Japanese yards obtained contracts to build two of 27 cruise liners scheduled for delivery through 2017 for a combined 12.7 billion euros ($17.2 billion), according to the report commissioned by the European branch of Cruise Lines International Association. Two more prospective orders have been reported for yards in China, the group said.
“Despite the increase in the total order book during 2013 the contracts placed in Japan and potentially in China represent a threat to Europe’s continued preeminence in cruise shipbuilding,” researchers said in the report released today. “The emergence of competition from China, as well as Japan, remains a possibility, as we move towards the second half of the present decade.”
Cruise-ship passenger numbers rose 77 percent over the last decade to 21.3 million by the end of 2013, exceeding the 57 percent expansion in overall tourism mainly comprised of land-based holidaymakers, according to the study.
European shipyards, which have lost almost all their merchant vessel-building business, including orders for large container ships, to lower-cost peers in Asia such as South Korea and China, have so far continued to dominate cruise-ship construction.

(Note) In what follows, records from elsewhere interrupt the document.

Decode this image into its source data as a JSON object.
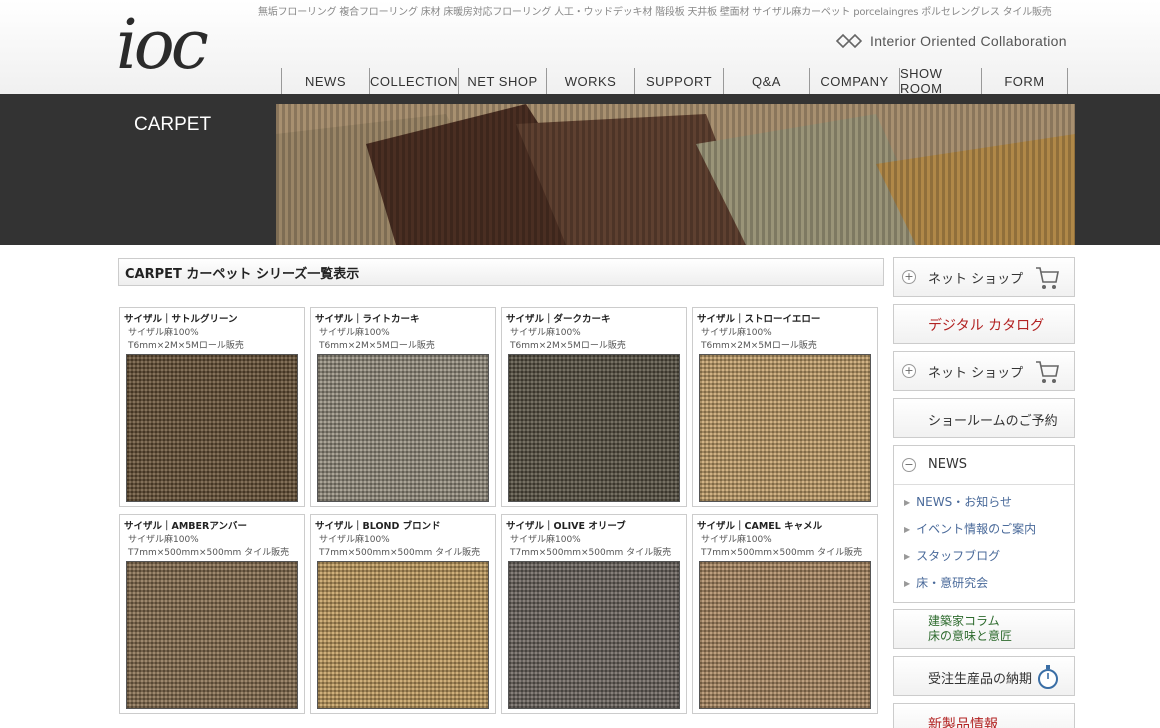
{
  "header": {
    "logo": "ioc",
    "keywords": "無垢フローリング 複合フローリング 床材 床暖房対応フローリング 人工・ウッドデッキ材 階段板 天井板 壁面材 サイザル麻カーペット porcelaingres ポルセレングレス タイル販売",
    "tagline": "Interior Oriented Collaboration"
  },
  "nav": [
    {
      "label": "NEWS",
      "w": 88
    },
    {
      "label": "COLLECTION",
      "w": 89
    },
    {
      "label": "NET SHOP",
      "w": 88
    },
    {
      "label": "WORKS",
      "w": 88
    },
    {
      "label": "SUPPORT",
      "w": 89
    },
    {
      "label": "Q&A",
      "w": 86
    },
    {
      "label": "COMPANY",
      "w": 90
    },
    {
      "label": "SHOW ROOM",
      "w": 82
    },
    {
      "label": "FORM",
      "w": 87
    }
  ],
  "banner": {
    "title": "CARPET"
  },
  "section_title": "CARPET カーペット シリーズ一覧表示",
  "products": [
    {
      "title": "サイザル｜サトルグリーン",
      "material": "サイザル麻100%",
      "spec": "T6mm×2M×5Mロール販売",
      "color": "#6b5438"
    },
    {
      "title": "サイザル｜ライトカーキ",
      "material": "サイザル麻100%",
      "spec": "T6mm×2M×5Mロール販売",
      "color": "#9a9282"
    },
    {
      "title": "サイザル｜ダークカーキ",
      "material": "サイザル麻100%",
      "spec": "T6mm×2M×5Mロール販売",
      "color": "#5a5444"
    },
    {
      "title": "サイザル｜ストローイエロー",
      "material": "サイザル麻100%",
      "spec": "T6mm×2M×5Mロール販売",
      "color": "#c8a46c"
    },
    {
      "title": "サイザル｜AMBERアンバー",
      "material": "サイザル麻100%",
      "spec": "T7mm×500mm×500mm タイル販売",
      "color": "#8a7050"
    },
    {
      "title": "サイザル｜BLOND ブロンド",
      "material": "サイザル麻100%",
      "spec": "T7mm×500mm×500mm タイル販売",
      "color": "#c6a060"
    },
    {
      "title": "サイザル｜OLIVE オリーブ",
      "material": "サイザル麻100%",
      "spec": "T7mm×500mm×500mm タイル販売",
      "color": "#6e6660"
    },
    {
      "title": "サイザル｜CAMEL キャメル",
      "material": "サイザル麻100%",
      "spec": "T7mm×500mm×500mm タイル販売",
      "color": "#b08c64"
    }
  ],
  "sidebar": {
    "net_shop_1": "ネット ショップ",
    "digital_catalog": "デジタル カタログ",
    "net_shop_2": "ネット ショップ",
    "showroom": "ショールームのご予約",
    "news_header": "NEWS",
    "news_links": [
      "NEWS・お知らせ",
      "イベント情報のご案内",
      "スタッフブログ",
      "床・意研究会"
    ],
    "column_line1": "建築家コラム",
    "column_line2": "床の意味と意匠",
    "lead_time": "受注生産品の納期",
    "new_products": "新製品情報",
    "digital_catalog_color": "#b22222",
    "column_color": "#2e6b2e"
  }
}
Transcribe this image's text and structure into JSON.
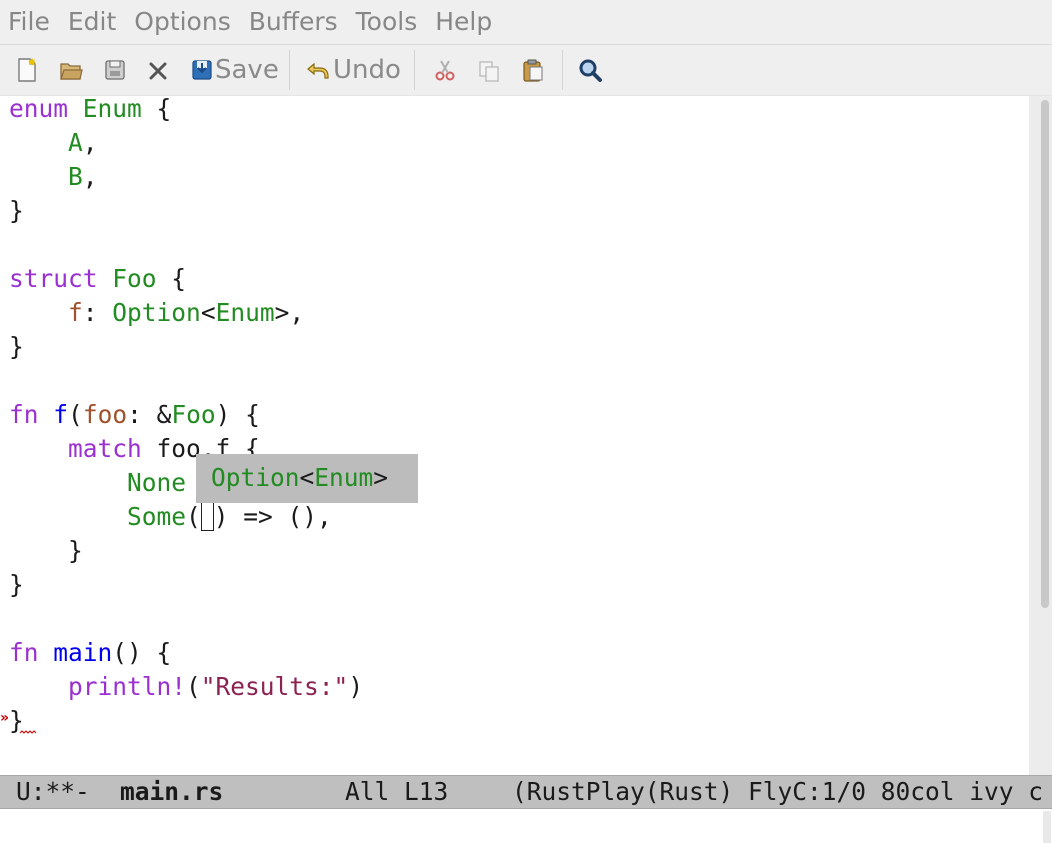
{
  "menubar": {
    "items": [
      "File",
      "Edit",
      "Options",
      "Buffers",
      "Tools",
      "Help"
    ]
  },
  "toolbar": {
    "new_file_icon": "new-file-icon",
    "open_icon": "folder-open-icon",
    "dired_icon": "directory-icon",
    "close_icon": "close-icon",
    "save_icon": "floppy-disk-icon",
    "save_label": "Save",
    "undo_icon": "undo-arrow-icon",
    "undo_label": "Undo",
    "cut_icon": "scissors-icon",
    "copy_icon": "copy-icon",
    "paste_icon": "clipboard-icon",
    "search_icon": "magnifier-icon"
  },
  "editor": {
    "language": "Rust",
    "lines": [
      [
        {
          "t": "enum",
          "c": "kw"
        },
        {
          "t": " "
        },
        {
          "t": "Enum",
          "c": "ty"
        },
        {
          "t": " {"
        }
      ],
      [
        {
          "t": "    "
        },
        {
          "t": "A",
          "c": "ty"
        },
        {
          "t": ","
        }
      ],
      [
        {
          "t": "    "
        },
        {
          "t": "B",
          "c": "ty"
        },
        {
          "t": ","
        }
      ],
      [
        {
          "t": "}"
        }
      ],
      [],
      [
        {
          "t": "struct",
          "c": "kw"
        },
        {
          "t": " "
        },
        {
          "t": "Foo",
          "c": "ty"
        },
        {
          "t": " {"
        }
      ],
      [
        {
          "t": "    "
        },
        {
          "t": "f",
          "c": "var"
        },
        {
          "t": ": "
        },
        {
          "t": "Option",
          "c": "ty"
        },
        {
          "t": "<"
        },
        {
          "t": "Enum",
          "c": "ty"
        },
        {
          "t": ">,"
        }
      ],
      [
        {
          "t": "}"
        }
      ],
      [],
      [
        {
          "t": "fn",
          "c": "kw"
        },
        {
          "t": " "
        },
        {
          "t": "f",
          "c": "fn"
        },
        {
          "t": "("
        },
        {
          "t": "foo",
          "c": "var"
        },
        {
          "t": ": &"
        },
        {
          "t": "Foo",
          "c": "ty"
        },
        {
          "t": ") {"
        }
      ],
      [
        {
          "t": "    "
        },
        {
          "t": "match",
          "c": "kw"
        },
        {
          "t": " foo.f {"
        }
      ],
      [
        {
          "t": "        "
        },
        {
          "t": "None",
          "c": "ty"
        },
        {
          "t": " => (),"
        }
      ],
      [
        {
          "t": "        "
        },
        {
          "t": "Some",
          "c": "ty"
        },
        {
          "t": "("
        },
        {
          "cursor": true
        },
        {
          "t": ") => (),"
        }
      ],
      [
        {
          "t": "    }"
        }
      ],
      [
        {
          "t": "}"
        }
      ],
      [],
      [
        {
          "t": "fn",
          "c": "kw"
        },
        {
          "t": " "
        },
        {
          "t": "main",
          "c": "fn"
        },
        {
          "t": "() {"
        }
      ],
      [
        {
          "t": "    "
        },
        {
          "t": "println!",
          "c": "kw"
        },
        {
          "t": "("
        },
        {
          "t": "\"Results:\"",
          "c": "str"
        },
        {
          "t": ")"
        }
      ],
      [
        {
          "t": "}"
        }
      ]
    ],
    "type_popup": {
      "base": "Option",
      "open": "<",
      "arg": "Enum",
      "close": ">"
    },
    "fringe_marker": "»"
  },
  "modeline": {
    "status": "U:**-",
    "buffer": "main.rs",
    "position": "All L13",
    "modes": "(RustPlay(Rust) FlyC:1/0 80col ivy c"
  },
  "colors": {
    "keyword": "#9b30d0",
    "type": "#228b22",
    "function": "#0000ee",
    "variable": "#a0522d",
    "string": "#8b2252",
    "error": "#cc0000"
  }
}
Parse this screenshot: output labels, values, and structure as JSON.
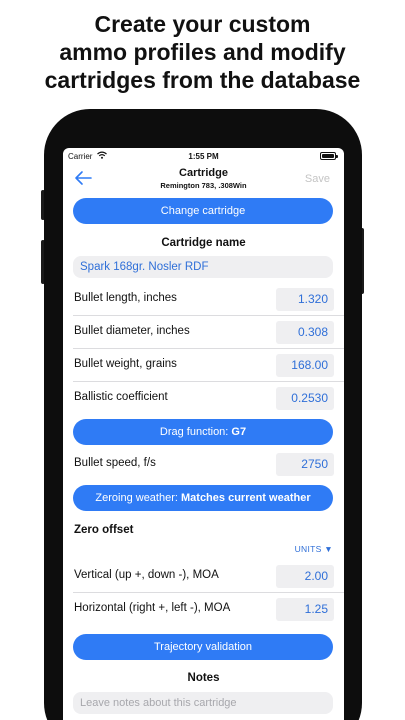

German and Italian yards such as Meyer Werft GmbH and Fincantieri SpA share 72 percent of the European order book through 2017, including 24 cruise liners with space for 76,161 passengers, the study found. French and Finish shipbuilders hold the remaining share of European contracts.
The two vessels to be constructed by Mitsubishi Heavy Industries Ltd. in Japan and scheduled for delivery in 2015 and 2016 were ordered by Carnival Corp.’s German unit Aida Cruises, according to the company’s website.